I want to rid myself of any misunderstandings I have, so feel free to nitpick my attempt all you want so that in the end it's as clear as possible!
Now, this is the exercise:
\begin{array} { l } { \text { Let } \mathbb { R } ^ { \infty } \text { be the subset of } \mathbb { R } ^ { \omega } \text { consisting of all sequences that are "eventually zero," } } \\ { \text { that is, all sequences } \left( x _ { 1 } , x _ { 2 } , \ldots \right) \text { such that } x _ { i } \neq 0 \text { for only finitely many values } } \\ { \text { of } i . \text { What is the closure of } \mathbb { R } ^ { \infty } \text { in } \mathbb { R } ^ { \omega } \text { in the box and product topologies? Justify } } \\ { \text { your answer. } } \end{array}
I will first show that $\overline{\mathbb{R}^{\infty}} = \mathbb{R^\omega}$ in the product topology. Indeed, take any $x \in \mathbb{R^\omega}$ and let $U$ be an open set of $\mathbb{R^\omega}$ such that $x \in U$. Then $U$ contains a basis element $B$ of the product topology such that: $$x \in B = \displaystyle{\prod_{n \in \mathbb{N}} U_{n}} \subset U $$
and $U_n = \mathbb{R} \ \forall n \in \mathbb{N}\setminus F$ where $F$ is a finite subset of $\mathbb{N}$. Now, the sequence $(y_n)_{n \in \mathbb{N}}$ defined by:
$$\begin{align*} &y_n = \pi_n(x) \ \forall n \in F \\ &y_n = 0 \ \forall n \notin F\end{align*}$$
is an element of $B$, by construction. It follows that $(y_n)_{n \in \mathbb{N}} \in B \subset U$, and also by construction we have that $(y_n)_{n \in \mathbb{N}} \in \mathbb{R}^{\infty}$. Then: $$U \bigcap \mathbb{R}^\infty \neq \emptyset$$
and therefore $\overline{\mathbb{R}^{\infty}} = \mathbb{R^\omega}$.
$\\$
Now I will show that $\overline{\mathbb{R}^{\infty}} = \mathbb{R^\infty}$ in the box topology. For this, it suffices to show that any $x \notin \mathbb{R}^{\infty}$ is not in $\overline{\mathbb{R}^{\infty}}$, and this can be done by showing that there exists an open set $U \ni x$ in the product topology such that $U \bigcap \mathbb{R}^{\infty} = \emptyset$. Indeed, by definition if $x = (x_n)_{n \in \mathbb{N}} \notin \mathbb{R}^{\infty}$, then there exists an infinite set $I \subset \mathbb{N}$ such that $x_i \neq 0 \ \forall i \in I$. Now, for: $$U = \displaystyle{\prod_{i \in \mathbb{N}} U_{i} }$$
where $U_i = \mathbb{R} \setminus \{0\} \forall i \in I$ and $U_i = \mathbb{R}$ otherwise. As desired, it's clear that $x \in U$ and $U \bigcap \mathbb{R}^{\infty} = \emptyset$ and we're done.

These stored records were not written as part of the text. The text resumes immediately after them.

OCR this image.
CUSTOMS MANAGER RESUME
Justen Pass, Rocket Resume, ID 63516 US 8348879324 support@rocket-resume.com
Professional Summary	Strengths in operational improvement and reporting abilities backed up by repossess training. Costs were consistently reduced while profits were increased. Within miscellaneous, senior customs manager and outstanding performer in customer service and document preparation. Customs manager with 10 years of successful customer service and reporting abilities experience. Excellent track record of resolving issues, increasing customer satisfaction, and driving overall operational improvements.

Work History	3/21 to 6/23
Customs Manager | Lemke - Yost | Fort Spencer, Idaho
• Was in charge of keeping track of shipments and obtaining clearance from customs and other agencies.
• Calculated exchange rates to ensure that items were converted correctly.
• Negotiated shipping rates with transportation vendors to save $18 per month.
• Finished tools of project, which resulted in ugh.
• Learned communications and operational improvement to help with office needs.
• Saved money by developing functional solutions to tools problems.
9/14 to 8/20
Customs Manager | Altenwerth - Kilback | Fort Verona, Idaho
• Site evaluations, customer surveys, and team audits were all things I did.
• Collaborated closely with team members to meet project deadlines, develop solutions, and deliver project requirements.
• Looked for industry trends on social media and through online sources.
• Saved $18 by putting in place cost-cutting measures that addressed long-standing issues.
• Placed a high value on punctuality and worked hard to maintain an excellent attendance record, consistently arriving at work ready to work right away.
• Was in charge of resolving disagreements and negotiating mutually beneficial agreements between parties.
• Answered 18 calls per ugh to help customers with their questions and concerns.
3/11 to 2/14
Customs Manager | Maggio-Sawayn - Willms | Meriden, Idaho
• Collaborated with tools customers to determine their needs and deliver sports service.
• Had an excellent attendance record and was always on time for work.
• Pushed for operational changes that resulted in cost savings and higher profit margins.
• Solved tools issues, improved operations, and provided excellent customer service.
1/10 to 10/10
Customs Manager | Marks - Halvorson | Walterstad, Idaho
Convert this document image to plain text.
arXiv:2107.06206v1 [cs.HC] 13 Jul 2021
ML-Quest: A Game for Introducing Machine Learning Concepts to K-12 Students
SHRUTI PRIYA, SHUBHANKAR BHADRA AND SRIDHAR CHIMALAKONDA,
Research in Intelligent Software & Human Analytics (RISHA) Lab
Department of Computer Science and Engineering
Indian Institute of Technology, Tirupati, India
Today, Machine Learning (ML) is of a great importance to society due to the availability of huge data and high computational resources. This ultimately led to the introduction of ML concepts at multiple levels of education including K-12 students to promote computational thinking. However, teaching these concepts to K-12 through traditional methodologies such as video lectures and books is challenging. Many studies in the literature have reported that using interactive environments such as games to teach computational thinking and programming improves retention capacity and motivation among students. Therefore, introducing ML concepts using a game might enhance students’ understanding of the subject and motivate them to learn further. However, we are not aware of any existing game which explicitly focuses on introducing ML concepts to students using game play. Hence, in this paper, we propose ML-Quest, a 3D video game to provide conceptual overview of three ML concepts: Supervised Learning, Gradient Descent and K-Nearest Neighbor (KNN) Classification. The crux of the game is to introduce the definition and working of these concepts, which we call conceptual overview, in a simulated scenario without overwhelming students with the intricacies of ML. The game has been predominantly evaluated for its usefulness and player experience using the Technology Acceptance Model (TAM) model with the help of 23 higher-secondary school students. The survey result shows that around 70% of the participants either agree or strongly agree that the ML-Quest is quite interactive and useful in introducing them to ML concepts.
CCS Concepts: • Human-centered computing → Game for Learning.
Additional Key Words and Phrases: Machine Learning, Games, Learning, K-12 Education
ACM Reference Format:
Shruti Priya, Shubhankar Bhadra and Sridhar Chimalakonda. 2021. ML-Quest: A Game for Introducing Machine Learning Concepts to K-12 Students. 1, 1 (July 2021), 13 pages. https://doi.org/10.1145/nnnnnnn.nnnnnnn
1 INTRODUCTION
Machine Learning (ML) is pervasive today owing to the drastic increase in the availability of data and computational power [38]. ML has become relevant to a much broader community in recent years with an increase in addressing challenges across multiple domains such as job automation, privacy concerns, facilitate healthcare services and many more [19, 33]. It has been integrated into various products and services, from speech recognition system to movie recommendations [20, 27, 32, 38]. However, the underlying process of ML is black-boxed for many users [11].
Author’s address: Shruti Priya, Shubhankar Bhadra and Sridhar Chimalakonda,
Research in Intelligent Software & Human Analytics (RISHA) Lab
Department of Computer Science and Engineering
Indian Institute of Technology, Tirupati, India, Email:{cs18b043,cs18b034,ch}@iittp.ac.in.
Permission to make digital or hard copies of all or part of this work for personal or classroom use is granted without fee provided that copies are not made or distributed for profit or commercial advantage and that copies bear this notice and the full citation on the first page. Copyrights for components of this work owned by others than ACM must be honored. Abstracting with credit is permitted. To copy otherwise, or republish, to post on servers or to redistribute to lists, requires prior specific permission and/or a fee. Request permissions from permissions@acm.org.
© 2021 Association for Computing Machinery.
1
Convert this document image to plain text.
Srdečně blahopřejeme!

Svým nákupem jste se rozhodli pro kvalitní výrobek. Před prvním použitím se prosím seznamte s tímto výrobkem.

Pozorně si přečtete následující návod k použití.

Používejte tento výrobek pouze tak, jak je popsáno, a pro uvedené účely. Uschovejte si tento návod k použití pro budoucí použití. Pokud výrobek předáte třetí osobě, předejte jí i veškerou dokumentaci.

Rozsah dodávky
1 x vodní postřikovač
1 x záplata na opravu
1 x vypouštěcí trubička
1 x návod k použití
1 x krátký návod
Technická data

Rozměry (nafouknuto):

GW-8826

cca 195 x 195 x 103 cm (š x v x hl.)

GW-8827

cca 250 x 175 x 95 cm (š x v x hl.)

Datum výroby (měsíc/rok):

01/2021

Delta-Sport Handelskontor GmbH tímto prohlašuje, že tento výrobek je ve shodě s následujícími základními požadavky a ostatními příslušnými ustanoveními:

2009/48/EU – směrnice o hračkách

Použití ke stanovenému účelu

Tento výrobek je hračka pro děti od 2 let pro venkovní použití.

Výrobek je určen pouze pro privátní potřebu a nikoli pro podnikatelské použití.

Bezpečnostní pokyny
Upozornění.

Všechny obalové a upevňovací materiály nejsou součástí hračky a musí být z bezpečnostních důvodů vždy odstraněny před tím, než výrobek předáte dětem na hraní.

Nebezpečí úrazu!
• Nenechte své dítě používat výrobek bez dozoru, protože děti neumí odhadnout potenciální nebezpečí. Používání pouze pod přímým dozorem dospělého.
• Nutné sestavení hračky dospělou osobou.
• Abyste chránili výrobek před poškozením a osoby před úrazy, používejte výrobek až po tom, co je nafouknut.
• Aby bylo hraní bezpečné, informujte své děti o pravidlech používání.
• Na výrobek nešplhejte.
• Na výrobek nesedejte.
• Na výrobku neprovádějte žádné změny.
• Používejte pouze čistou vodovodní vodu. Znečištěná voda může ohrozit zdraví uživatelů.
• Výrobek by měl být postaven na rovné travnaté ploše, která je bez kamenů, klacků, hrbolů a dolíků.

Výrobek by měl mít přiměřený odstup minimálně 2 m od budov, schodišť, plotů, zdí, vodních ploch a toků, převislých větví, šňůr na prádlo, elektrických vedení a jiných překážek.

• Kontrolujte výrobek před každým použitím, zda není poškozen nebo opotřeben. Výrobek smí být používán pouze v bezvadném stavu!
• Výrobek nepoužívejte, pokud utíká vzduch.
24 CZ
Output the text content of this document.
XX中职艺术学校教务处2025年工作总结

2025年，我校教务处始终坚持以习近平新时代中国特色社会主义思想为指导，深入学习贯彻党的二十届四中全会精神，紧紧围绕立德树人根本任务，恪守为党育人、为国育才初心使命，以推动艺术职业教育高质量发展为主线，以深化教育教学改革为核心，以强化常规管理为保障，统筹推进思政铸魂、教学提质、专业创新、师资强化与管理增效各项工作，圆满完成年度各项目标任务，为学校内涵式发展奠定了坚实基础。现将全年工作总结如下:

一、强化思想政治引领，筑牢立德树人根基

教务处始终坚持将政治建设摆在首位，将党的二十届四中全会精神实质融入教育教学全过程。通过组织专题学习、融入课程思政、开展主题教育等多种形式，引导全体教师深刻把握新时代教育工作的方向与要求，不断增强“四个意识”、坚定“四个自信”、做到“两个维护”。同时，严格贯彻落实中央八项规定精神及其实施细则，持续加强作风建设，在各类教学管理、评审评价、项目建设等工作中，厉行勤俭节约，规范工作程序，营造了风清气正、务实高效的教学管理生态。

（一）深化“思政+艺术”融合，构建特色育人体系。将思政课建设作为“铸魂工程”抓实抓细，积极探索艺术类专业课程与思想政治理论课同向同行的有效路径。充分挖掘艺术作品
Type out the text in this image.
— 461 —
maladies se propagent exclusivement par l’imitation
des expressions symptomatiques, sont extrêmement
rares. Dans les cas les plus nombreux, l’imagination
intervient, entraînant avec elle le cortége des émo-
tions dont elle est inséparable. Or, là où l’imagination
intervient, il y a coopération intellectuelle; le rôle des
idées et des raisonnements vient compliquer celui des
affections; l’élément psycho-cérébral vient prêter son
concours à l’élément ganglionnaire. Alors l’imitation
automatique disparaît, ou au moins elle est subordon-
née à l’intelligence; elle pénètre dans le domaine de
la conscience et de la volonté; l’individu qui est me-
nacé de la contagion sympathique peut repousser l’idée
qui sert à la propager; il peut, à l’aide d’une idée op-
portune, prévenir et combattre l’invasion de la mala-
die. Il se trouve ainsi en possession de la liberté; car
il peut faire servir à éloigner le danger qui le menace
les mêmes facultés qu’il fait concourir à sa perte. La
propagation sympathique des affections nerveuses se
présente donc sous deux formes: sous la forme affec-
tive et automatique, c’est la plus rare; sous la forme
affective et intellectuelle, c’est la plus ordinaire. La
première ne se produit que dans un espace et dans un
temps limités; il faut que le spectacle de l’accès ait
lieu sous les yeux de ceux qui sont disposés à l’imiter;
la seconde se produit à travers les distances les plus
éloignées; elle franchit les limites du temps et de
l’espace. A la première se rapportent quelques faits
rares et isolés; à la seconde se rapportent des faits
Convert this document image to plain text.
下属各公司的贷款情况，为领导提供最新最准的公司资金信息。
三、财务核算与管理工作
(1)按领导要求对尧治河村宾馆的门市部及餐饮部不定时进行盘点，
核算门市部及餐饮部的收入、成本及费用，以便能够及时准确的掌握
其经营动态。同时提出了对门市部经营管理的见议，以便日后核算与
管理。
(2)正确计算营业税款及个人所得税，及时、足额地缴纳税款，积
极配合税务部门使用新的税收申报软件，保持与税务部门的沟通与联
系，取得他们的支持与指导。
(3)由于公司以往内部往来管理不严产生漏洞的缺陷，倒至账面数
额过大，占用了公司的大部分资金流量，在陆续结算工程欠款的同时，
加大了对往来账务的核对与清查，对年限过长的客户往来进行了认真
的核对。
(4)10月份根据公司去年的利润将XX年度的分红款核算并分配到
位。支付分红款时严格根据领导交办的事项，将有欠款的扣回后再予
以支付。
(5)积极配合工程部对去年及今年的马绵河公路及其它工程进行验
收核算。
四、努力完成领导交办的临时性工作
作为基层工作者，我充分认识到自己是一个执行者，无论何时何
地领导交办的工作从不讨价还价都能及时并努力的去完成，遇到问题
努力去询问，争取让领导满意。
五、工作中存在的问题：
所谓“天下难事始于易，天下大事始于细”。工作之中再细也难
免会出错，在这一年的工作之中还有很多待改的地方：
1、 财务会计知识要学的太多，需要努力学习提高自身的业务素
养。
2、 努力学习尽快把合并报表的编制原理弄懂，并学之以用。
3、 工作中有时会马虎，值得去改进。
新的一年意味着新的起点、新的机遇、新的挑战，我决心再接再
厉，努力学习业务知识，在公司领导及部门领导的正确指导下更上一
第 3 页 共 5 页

Have I made any unnecessary or not entirely correct steps here? Is there anything I should make clearer?
EDIT: As I thought, there were some things that could be (and indeed were) improved. Thanks a lot, Brevan and Henno! This kind of thinking is very important and I will always try to bear it in mind so that my proofs are always as clean and clear as possible.
Best Answer
I think it's quite clear and well-explained. Some tips, maybe:
For the first you could just use that $D$ is dense iff it intersects every non-empty open set from a base, which is exactly what you did anyway. The $x$ plays no rôle in the proof. The $(x_n)$ you then construct has no relation to the $x$ you started with. You could also construct $(y_n)$ as $y_n = x_n$ for $n \in F$ and $0$ outside if you want to keep the $x$ (I suppose you want to explicitly show $x$ is in the closure this way). And then $(y_n)$ witnesses $B \cap \mathbb{R}^\infty\neq \emptyset$. Using a different letter is less confusing IMO.
As to the second, just take $\mathbb{R}\setminus\{0\}$ explicitly for those non-zero coordinates, and (like you did) $\mathbb{R}$ for the others. This avoids a minor use of the countable axiom of choice. Be explicit when it's easy to be so. You could also call the non-zero coordinates $I$ as Brevan suggested. You don't need an explicit enumeration. Fewer subscripts is often better.